Published online by Cambridge University Press: 16 May 2011
The market's much-touted ability to allocate scarce resources to their most valued uses is largely due to its price system. By paying attention to price signals, economic actors are alerted to shifts in the economic terrain that require a corresponding redeployment of their resources and endowments. Unfortunately, these constant price changes create gains for some and unintended losses for others. Some of these ripple effects can be so severe as to warrant extra-market ameliorative action from the community. Thus, the third instance of economic complicity is the failure to live up to the moral duty of attending to the more damaging consequences of such price changes.
OBJECT OF ACCOUNTABILITY (COMPLICITY IN WHAT?)

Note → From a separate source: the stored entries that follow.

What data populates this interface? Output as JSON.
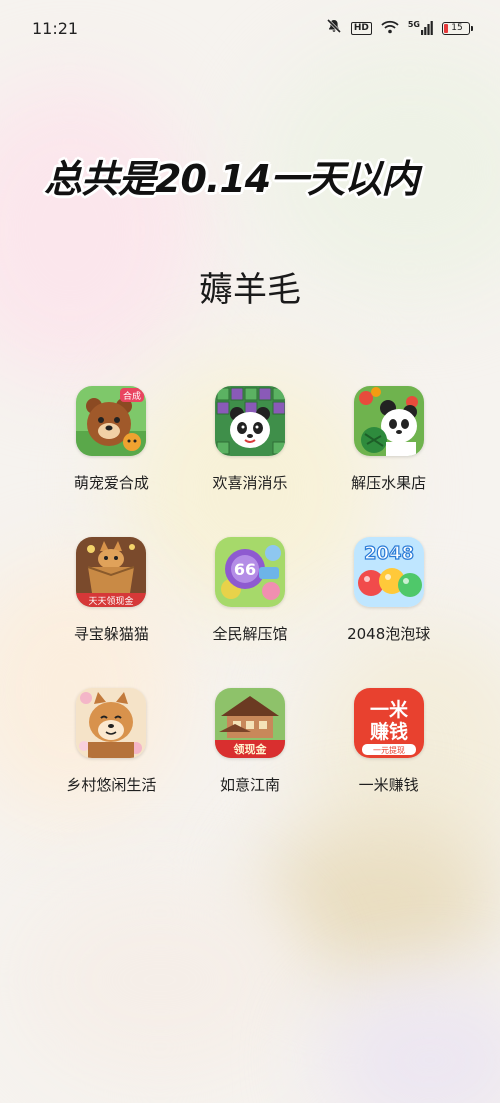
{
  "status_bar": {
    "time": "11:21",
    "network": "5G",
    "hd": "HD",
    "battery_level": "15",
    "battery_color": "#e5393a"
  },
  "caption": "总共是20.14一天以内",
  "folder": {
    "title": "薅羊毛",
    "apps": [
      {
        "label": "萌宠爱合成",
        "icon": "bear-icon",
        "badge": "合成"
      },
      {
        "label": "欢喜消消乐",
        "icon": "panda-blocks-icon"
      },
      {
        "label": "解压水果店",
        "icon": "panda-fruit-icon"
      },
      {
        "label": "寻宝躲猫猫",
        "icon": "cat-box-icon",
        "badge": "天天领现金"
      },
      {
        "label": "全民解压馆",
        "icon": "bubble-66-icon",
        "badge": "66"
      },
      {
        "label": "2048泡泡球",
        "icon": "bubble-balls-icon",
        "badge": "2048"
      },
      {
        "label": "乡村悠闲生活",
        "icon": "dog-icon"
      },
      {
        "label": "如意江南",
        "icon": "house-icon",
        "badge": "领现金"
      },
      {
        "label": "一米赚钱",
        "icon": "coin-text-icon",
        "badge": "一米\n赚钱",
        "sub": "一元提现",
        "badge_line1": "一米",
        "badge_line2": "赚钱"
      }
    ]
  }
}
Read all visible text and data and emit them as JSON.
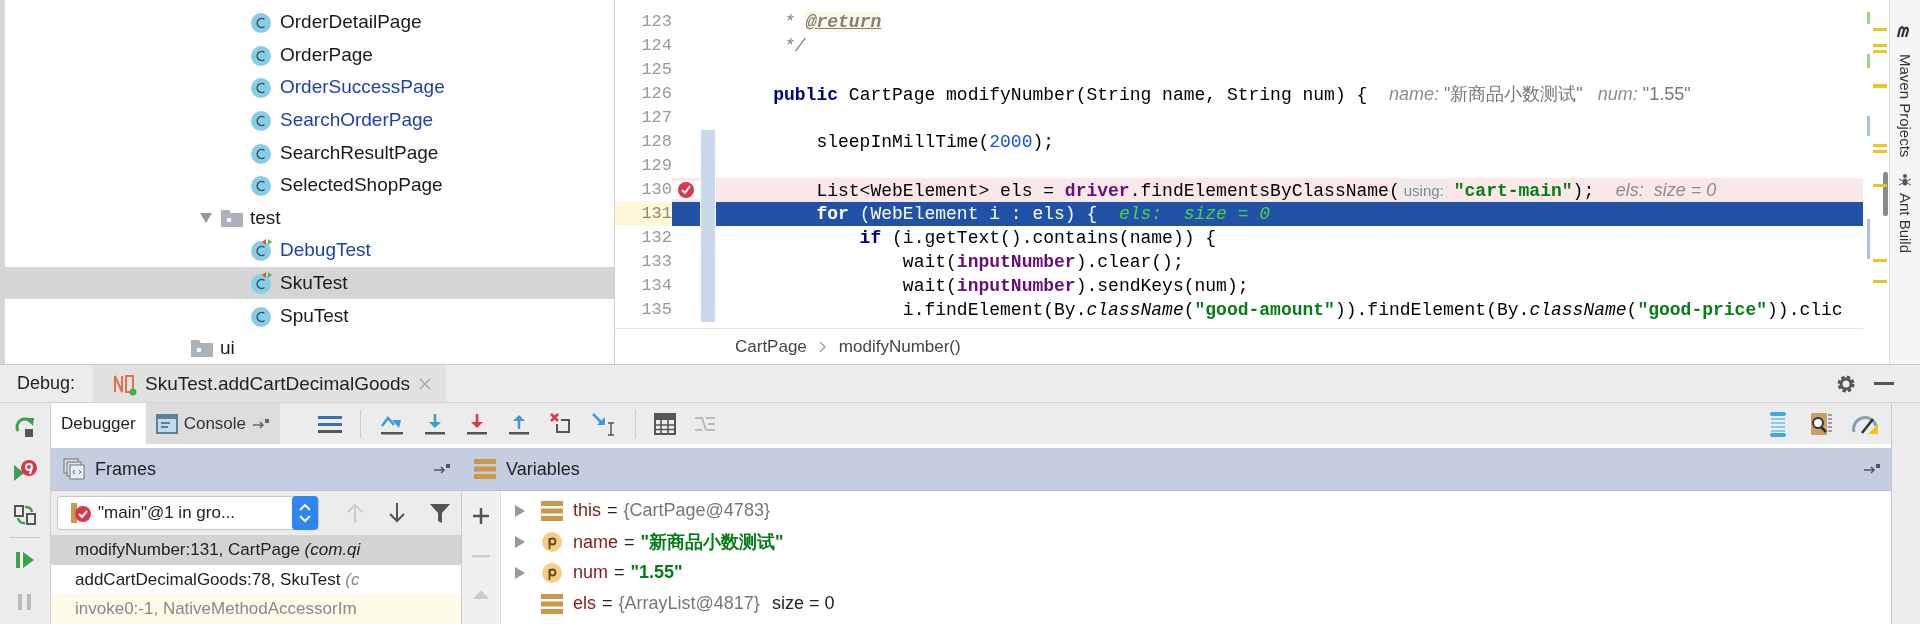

Nature of pecuniary externalities
The market is a remarkable social institution in the manner by which it orchestrates the production and distribution of goods and services in the right quantity and quality, at the right time, in the right place, and with the right inputs. And it accomplishes this by coordinating the economic decisions of billions of economic agents spread over a wide geographic area. All this is possible because of the market's lifeblood – its price system. Market prices convey huge amounts of ever changing information to disparate economic agents in a timely and cost-effective manner. These price signals inform market participants as to when and how they ought to change the disposition of their resources in an optimal manner.